In the first-stage model, which only identified positive cases without discriminating the specific IEM, the screening sensitivity was 0.938 (or 0.991 if abnormal cases were also included). The average sensitivity of the second-stage models that classify 11 particular IEMs is 0.992, with an average specificity and accuracy of 0.944 and 0.969, respectively. The SHAP values visualized for each model explain the basis for the differential diagnosis made by the model.
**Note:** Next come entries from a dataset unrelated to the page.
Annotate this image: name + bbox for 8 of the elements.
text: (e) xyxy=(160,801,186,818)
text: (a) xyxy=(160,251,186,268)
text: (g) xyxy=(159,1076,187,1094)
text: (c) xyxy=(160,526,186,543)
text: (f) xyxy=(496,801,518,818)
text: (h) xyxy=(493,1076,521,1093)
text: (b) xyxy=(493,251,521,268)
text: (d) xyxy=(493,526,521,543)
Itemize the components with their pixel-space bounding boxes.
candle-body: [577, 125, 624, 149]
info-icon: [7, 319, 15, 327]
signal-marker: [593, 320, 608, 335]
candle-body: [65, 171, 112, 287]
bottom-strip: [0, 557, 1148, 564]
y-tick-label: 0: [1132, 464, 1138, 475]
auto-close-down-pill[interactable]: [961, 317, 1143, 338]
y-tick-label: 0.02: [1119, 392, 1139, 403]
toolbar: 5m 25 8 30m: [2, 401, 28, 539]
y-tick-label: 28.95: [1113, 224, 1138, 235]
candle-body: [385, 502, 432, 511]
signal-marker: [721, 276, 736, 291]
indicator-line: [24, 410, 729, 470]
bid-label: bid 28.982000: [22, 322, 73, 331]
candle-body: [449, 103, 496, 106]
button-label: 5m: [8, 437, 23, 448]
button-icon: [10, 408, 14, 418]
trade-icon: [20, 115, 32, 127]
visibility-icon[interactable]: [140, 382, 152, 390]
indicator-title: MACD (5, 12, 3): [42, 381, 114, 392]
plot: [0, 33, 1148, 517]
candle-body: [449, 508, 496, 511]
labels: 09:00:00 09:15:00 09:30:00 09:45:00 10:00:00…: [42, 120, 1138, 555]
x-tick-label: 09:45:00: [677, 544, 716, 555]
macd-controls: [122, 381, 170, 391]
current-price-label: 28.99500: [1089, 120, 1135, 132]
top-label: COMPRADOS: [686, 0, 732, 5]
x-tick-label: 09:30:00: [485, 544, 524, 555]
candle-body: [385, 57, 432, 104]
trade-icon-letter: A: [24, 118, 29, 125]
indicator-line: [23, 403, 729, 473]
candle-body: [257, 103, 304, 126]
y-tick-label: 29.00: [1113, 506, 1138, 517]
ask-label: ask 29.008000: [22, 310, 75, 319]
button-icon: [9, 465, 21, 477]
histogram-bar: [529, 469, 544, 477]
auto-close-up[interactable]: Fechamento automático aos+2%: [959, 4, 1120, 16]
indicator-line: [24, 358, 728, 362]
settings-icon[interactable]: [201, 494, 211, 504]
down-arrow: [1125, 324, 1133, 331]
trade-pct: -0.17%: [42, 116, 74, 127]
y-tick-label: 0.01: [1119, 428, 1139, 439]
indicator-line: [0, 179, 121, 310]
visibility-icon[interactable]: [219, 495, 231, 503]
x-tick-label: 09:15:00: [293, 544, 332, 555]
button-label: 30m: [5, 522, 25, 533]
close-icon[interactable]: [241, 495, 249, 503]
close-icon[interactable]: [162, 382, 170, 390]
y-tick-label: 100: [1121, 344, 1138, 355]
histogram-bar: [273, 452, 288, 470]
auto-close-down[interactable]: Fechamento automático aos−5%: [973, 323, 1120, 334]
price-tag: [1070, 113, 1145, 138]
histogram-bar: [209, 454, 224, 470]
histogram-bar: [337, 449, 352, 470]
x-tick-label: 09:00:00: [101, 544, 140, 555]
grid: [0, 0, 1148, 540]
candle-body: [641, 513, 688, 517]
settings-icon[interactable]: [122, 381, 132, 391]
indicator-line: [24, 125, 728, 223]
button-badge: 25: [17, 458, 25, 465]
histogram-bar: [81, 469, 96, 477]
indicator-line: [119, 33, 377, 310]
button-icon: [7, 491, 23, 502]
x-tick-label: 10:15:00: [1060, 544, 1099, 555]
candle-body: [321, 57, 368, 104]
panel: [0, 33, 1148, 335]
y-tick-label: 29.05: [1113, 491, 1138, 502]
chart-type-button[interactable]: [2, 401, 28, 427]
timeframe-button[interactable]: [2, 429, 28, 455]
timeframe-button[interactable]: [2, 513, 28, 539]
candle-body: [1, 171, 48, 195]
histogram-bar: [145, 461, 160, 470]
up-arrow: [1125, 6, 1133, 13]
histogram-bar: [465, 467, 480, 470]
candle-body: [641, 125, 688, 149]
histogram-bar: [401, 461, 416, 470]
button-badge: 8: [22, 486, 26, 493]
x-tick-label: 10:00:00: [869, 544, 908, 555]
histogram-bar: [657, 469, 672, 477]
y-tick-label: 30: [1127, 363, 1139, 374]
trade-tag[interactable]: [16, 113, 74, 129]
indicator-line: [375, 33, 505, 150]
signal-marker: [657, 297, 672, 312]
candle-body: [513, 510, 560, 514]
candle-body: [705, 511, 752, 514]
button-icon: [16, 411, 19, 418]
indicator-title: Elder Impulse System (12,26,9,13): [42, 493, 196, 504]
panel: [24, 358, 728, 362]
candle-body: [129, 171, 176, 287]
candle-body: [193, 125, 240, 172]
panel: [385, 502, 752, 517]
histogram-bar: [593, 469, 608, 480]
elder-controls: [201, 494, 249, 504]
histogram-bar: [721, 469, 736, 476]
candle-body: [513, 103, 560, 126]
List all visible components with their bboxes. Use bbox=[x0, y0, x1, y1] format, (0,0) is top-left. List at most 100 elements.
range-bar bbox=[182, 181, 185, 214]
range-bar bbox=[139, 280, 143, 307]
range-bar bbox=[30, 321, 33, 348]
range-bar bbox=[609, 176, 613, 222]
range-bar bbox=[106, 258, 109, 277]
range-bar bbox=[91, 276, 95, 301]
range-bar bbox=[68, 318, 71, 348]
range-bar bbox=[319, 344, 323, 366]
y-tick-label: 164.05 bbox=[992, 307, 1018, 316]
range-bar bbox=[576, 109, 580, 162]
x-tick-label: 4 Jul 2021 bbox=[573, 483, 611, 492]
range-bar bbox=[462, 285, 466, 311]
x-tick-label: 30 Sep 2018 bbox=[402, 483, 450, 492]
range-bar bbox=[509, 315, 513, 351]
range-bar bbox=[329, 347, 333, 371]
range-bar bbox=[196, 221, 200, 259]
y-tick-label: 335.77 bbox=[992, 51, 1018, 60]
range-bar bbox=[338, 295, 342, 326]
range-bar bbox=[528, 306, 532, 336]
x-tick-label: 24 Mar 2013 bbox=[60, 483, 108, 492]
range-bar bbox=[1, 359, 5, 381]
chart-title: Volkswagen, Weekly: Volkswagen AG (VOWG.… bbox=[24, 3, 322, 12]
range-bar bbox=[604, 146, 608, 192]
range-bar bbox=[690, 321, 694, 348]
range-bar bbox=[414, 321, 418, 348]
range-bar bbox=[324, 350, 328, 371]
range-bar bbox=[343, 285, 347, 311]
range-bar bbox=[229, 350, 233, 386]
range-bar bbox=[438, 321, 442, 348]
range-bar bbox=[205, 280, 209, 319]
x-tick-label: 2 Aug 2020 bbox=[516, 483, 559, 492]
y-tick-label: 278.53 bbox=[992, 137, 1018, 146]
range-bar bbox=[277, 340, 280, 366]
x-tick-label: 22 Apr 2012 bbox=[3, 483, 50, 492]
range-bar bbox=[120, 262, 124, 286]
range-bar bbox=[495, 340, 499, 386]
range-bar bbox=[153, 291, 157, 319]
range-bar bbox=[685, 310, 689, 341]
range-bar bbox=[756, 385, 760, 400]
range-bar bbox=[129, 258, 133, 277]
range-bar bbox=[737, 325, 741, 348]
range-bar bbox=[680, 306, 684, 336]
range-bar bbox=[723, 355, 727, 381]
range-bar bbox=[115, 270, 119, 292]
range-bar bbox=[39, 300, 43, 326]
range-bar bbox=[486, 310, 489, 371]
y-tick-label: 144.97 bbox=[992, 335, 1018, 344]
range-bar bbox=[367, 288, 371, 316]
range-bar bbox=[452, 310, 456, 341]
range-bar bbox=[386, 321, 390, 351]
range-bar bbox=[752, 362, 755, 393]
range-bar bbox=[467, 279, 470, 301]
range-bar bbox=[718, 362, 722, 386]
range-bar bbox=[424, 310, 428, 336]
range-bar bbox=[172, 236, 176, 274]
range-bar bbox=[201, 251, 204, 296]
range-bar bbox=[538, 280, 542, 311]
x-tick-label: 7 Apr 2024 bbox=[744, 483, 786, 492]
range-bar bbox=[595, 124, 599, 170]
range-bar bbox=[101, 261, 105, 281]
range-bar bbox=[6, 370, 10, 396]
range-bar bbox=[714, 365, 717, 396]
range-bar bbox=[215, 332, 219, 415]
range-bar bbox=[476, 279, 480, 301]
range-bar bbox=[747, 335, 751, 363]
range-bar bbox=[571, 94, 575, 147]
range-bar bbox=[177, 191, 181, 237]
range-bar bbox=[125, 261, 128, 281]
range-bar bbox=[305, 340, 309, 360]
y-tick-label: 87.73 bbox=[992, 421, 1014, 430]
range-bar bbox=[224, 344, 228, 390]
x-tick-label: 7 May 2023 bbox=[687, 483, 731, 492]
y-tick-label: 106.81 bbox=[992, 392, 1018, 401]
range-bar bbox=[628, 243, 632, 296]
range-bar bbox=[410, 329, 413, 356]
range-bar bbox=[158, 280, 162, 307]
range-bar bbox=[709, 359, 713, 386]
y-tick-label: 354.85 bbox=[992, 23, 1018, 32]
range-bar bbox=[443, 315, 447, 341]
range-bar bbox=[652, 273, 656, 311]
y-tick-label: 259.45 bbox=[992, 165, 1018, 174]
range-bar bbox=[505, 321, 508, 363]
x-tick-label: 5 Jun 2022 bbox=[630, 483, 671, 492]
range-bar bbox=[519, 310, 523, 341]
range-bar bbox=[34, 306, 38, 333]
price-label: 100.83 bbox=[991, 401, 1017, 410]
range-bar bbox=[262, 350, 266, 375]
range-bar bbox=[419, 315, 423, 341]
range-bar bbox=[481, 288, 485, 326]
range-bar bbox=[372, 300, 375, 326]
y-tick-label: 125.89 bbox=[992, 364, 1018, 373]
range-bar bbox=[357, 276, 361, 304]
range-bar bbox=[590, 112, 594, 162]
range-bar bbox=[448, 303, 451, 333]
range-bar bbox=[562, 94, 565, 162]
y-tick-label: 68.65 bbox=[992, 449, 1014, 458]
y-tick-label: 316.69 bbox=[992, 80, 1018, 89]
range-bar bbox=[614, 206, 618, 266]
With sufficient high-quality data, machine learning models can provide high-sensitivity GC-MS interpretation and greatly improve the efficiency and quality of GC-MS based IEM screening.
气相色谱 - 质谱联用(GC-MS)已被证明是尿液分析中一个潜在的高效代谢谱分析平台。然而,GC-MS在先天性代谢缺陷(IEM)筛查中的广泛应用受到人群中IEM发病率低以及GC-MS有机酸谱解释困难且专业复杂的限制。
基于2013年至2021年在中国积累的355,197个GC-MS检测病例,提出、训练并评估了一种基于随机森林的机器学习模型。采用加权欠采样或过采样数据处理以及分阶段建模策略来处理高度不平衡的数据,并提高模型识别不同类型罕见IEM病例的能力。
在仅识别阳性病例而不区分特定IEM的第一阶段模型中,筛查灵敏度为0.938(如果也包括异常病例则为0.991)。对11种特定IEM进行分类的第二阶段模型的平均灵敏度为0.992,平均特异性和准确性分别为0.944和0.969。为每个模型可视化的SHAP值解释了模型进行鉴别诊断的依据。
有了足够的高质量数据,机器学习模型可以提供高灵敏度的GC-MS解释,并大大提高基于GC-MS的IEM筛查的效率和质量。